Eight Louisiana surgery patients operated on with possibly infected medical instruments are at risk for contracting Creutzfeldt-Jakob disease (CJD), an always fatal neurological disorder, Tulane University Hospital in New Orleans announced Thursday.
CJD is the human form of mad cow disease and occurs in about one in a million people worldwide. It is believed to be spread by prions, mysterious rogue proteins that are not really alive and thus cannot be "killed." Resistant to heat and radiation, prions are unaffected by standard sterilization procedures used for disinfecting medical instruments.
When an unnamed patient at Tulane died after brain surgery in March, the instruments were cleaned and sterilized following routine procedures, hospital officials said. Weeks later, the hospital conducted an autopsy and discovered that he had CJD. The hospital ordered the surgical instruments destroyed, but they had already been used in eight other neurosurgical procedures, said Dr. Alan Miller, Tulane University Health Sciences Center vice president for clinical affairs.
Because the incubation period for CJD can be decades long and the disease is generally confirmed only through an autopsy, the eight living surgery patients will have to wait an extremely long time to find out if they have been contaminated. They are receiving counseling and "related medical care," Miller said in a prepared statement.
This is not the first time contaminated surgerical equipment has been implicated in the spread of CJD. In 1977, two teenagers in Switzerland developed the incurable disease after having undergone surgery for brain tumors. The electrodes that apparently transmitted CJD had been cleaned, disinfected and sterilized using benzene, alcohol and formaldehyde.

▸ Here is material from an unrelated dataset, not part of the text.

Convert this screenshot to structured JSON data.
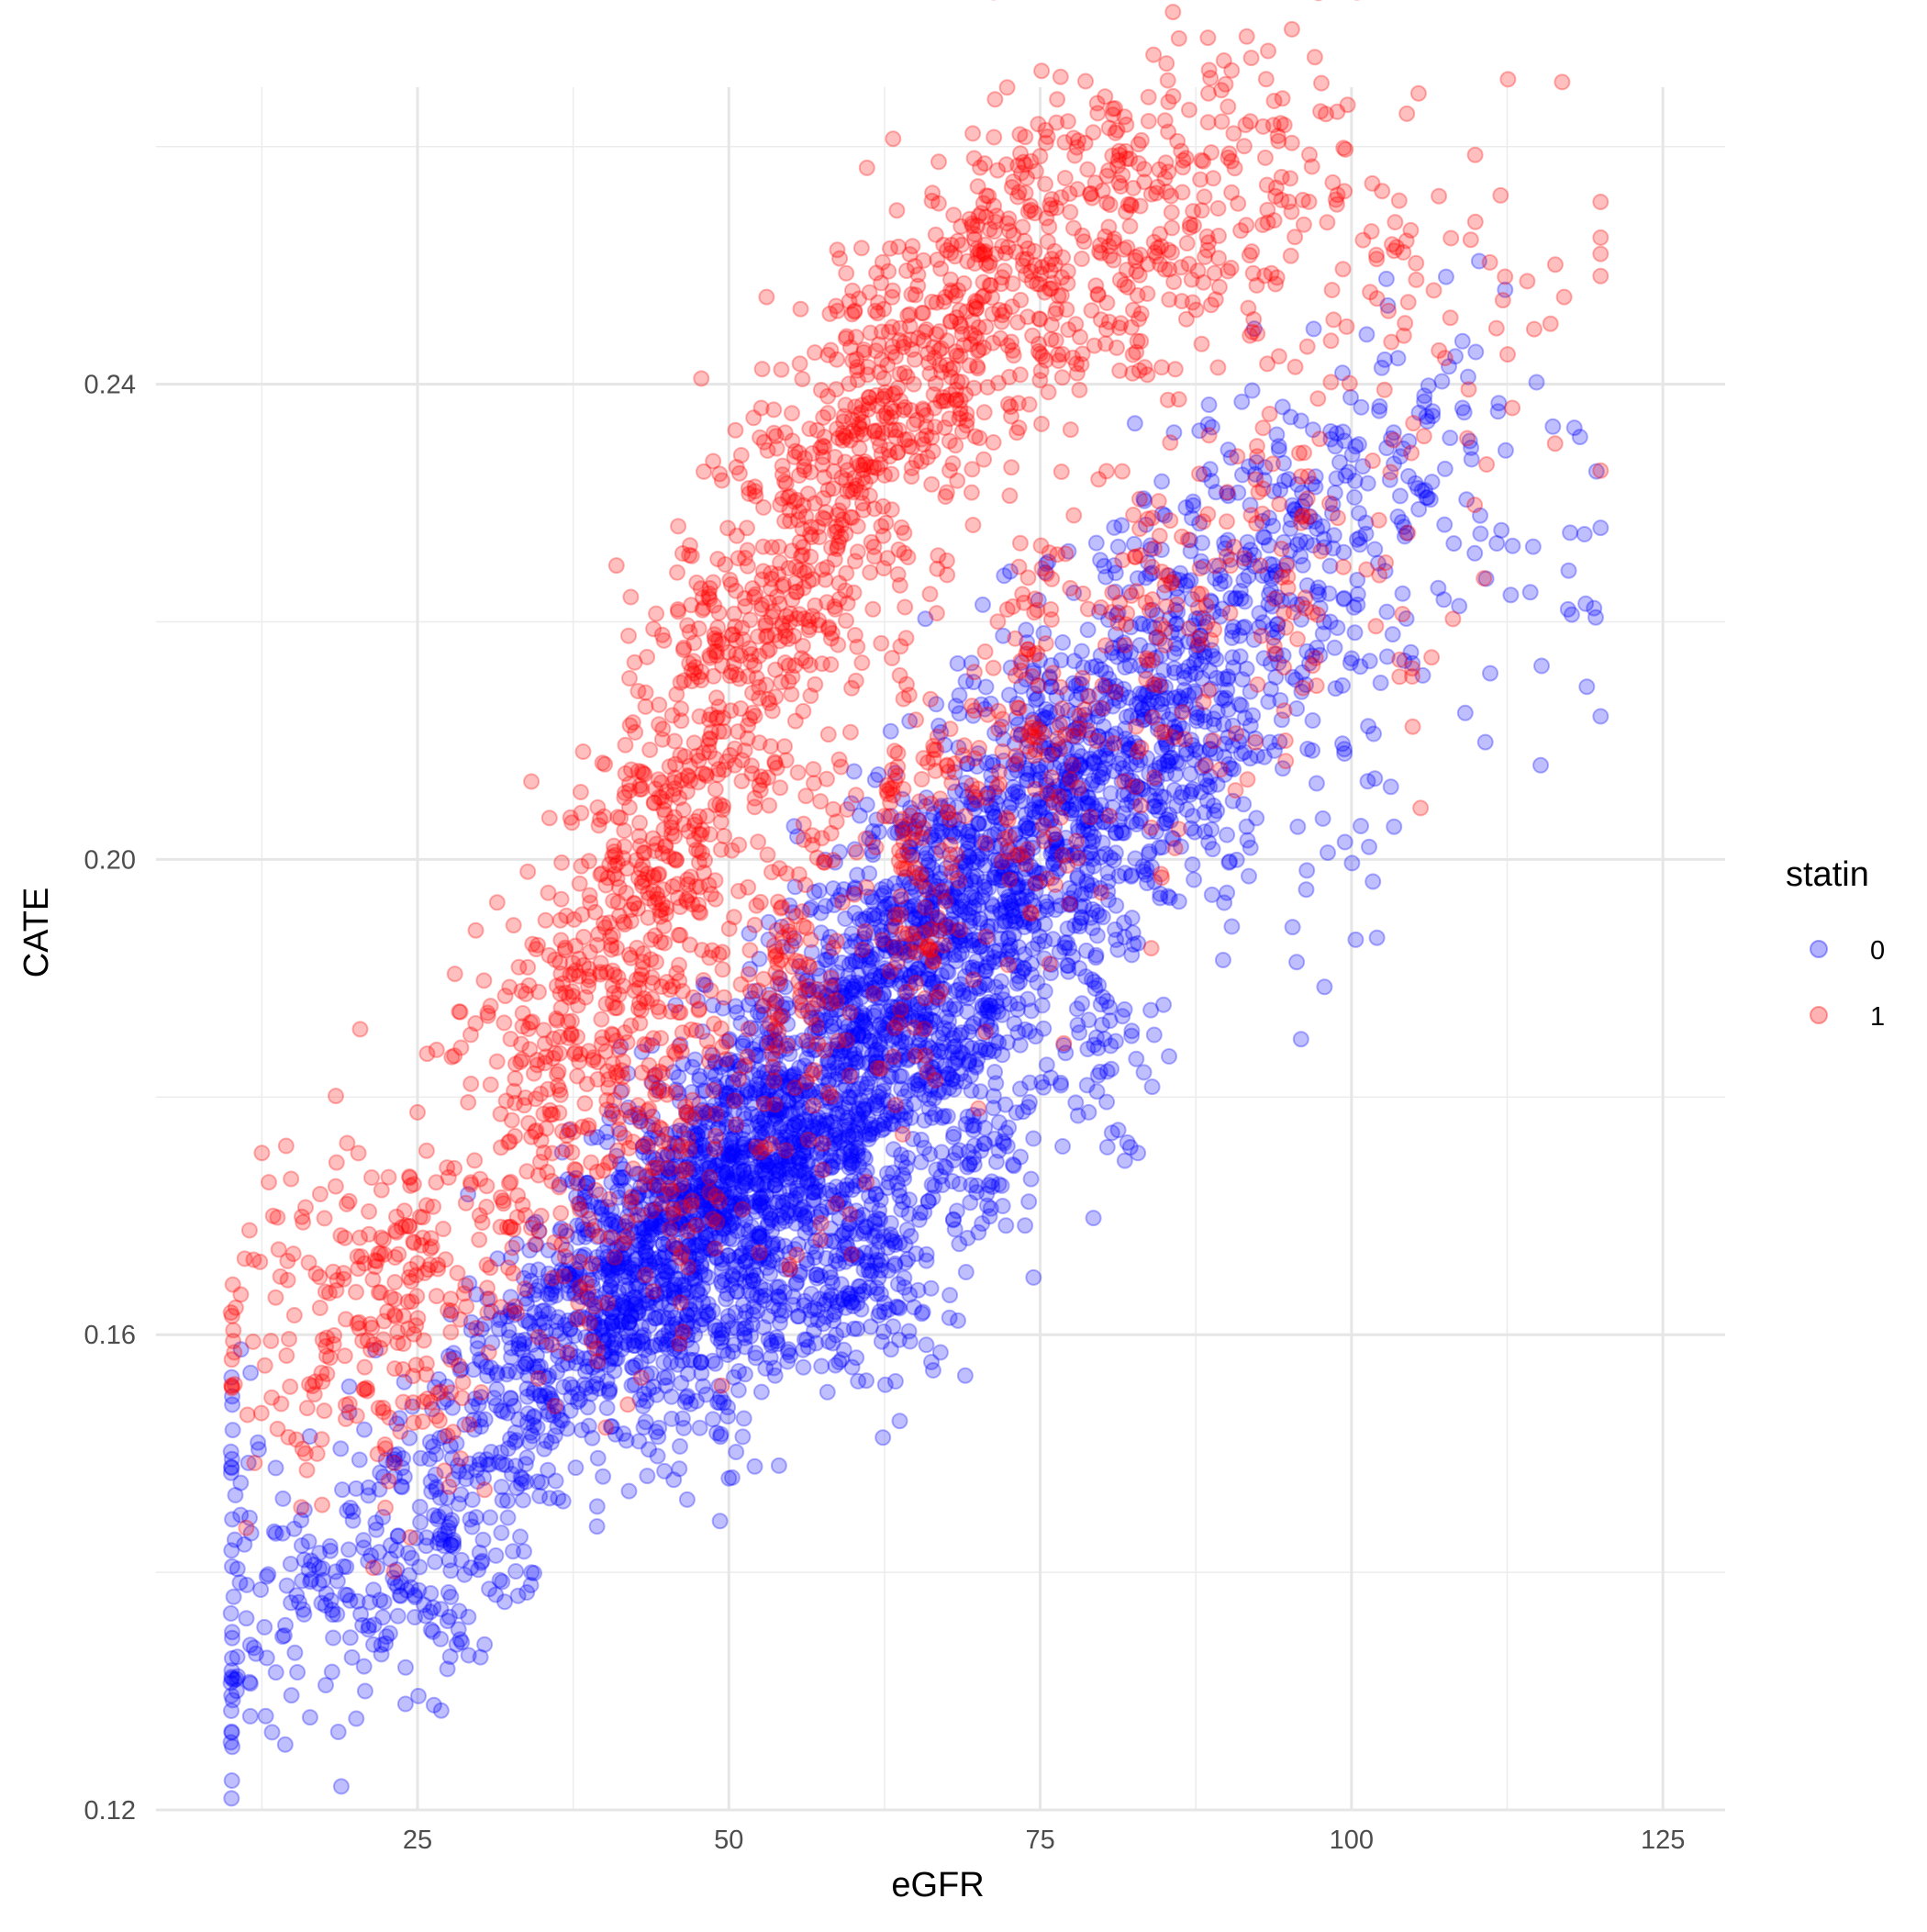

"None of these agents will eradicate the CJD causative agent," warned an article published by the Association of Operating Room Nurses. The article added, "It is not known how to terminally sterilize power saws (and some other medical devices) contaminated with the CJD agent."
Although some federal agencies have promulgated guidelines for preventing transmission of the disease through surgery, none actually oversees or enforces their implementation, although hospitals' general procedures for cleaning and sterilizing medical equipment do undergo periodic review. Likewise, the Joint Commission on Accreditation of Healthcare Organizations, which accredits most U.S. medical institutions, does not specifically check on steps hospitals take to ensure that prion contamination does not occur. "The standards don't get into details," said commission spokeman Robert Lee.
An incident similar to the Tulane situation occurred last spring at Australia's Royal Melbourne Hospital, where doctors operated on nine patients with instruments previously used during surgery on an individual with CJD. John Thwaites, health minister in the state of Victoria, ordered an official inquiry. "The government and the public cannot tolerate such breaches of infection control," he told the parliament. "The risk of CJD is not eliminated by normal cleaning and sterilization."
Another example occurred last year in England after a woman suffering from depression and mood swings underwent Caesarian section. When doctors diagnosed her with probable CJD in January, the hospital was "able to ascertain seven other women had had Caesarian sections using this theater kit," wrote Dr. Rod Griffiths, West Midlands director of public health, in an e-mail to ProMed, a list serve for infectious disease professionals.
The situations presented ethical dilemmas for the facilities involved. Since there is no treatment for the disease, and those infected are unlikely to develop symptoms for decades, hospitals have struggled with how to approach the problem. The English hospital set up a hotline where worried individuals could call to find out if had been exposed. The Australian hospital simply informed the affected patients. Tulane officials apparently waited nearly half a year before contacting the potentially exposed individuals. The hospital reportedly sought advice from a panel of experts about how to proceed and what to tell the patients.
Transmissible spongiform encephalopathy -- or TSE -- is the name of the family of diseases that includes mad cow and CJD. Although these disorders have been known for decades, infection caused through contamination of medical equipment has received increased attention after the British mad cow scare hit the headlines a few years ago. So far more than 70 people in Europe -- although none in the United States -- have died from a form of CJD that they contracted after eating beef from infected cows. The situation sparked the slaughter and incineration of almost 200,000 British cows and prompted many countries, including the U.S., to ban most beef products from Europe.
With predictions that the number of infected people in the United Kingdom could eventually reach anywhere from the tens to hundreds of thousands, the likelihood of accidental transmission through surgical infection has grown. Although no cases of mad cow disease have appeared in the U.S., the risk of surgical transmission of CJD, is cause for concern. The long incubation period means that at any one time as many as 10,000 Americans could be infected, according to researchers at the Centers for Disease Control and Prevention in Atlanta.
Since prions can remain infectious for years, the reuse of medical instruments can pose risks long after the surgery that might have contaminated them. Cleaning helps, but instruments such as hollow-bore needles and electrodes used in some surgeries can harbor tiny bits of tissue even after undergoing post-surgical procedures -- leading some researchers to propose more disposable equipment for certain procedures.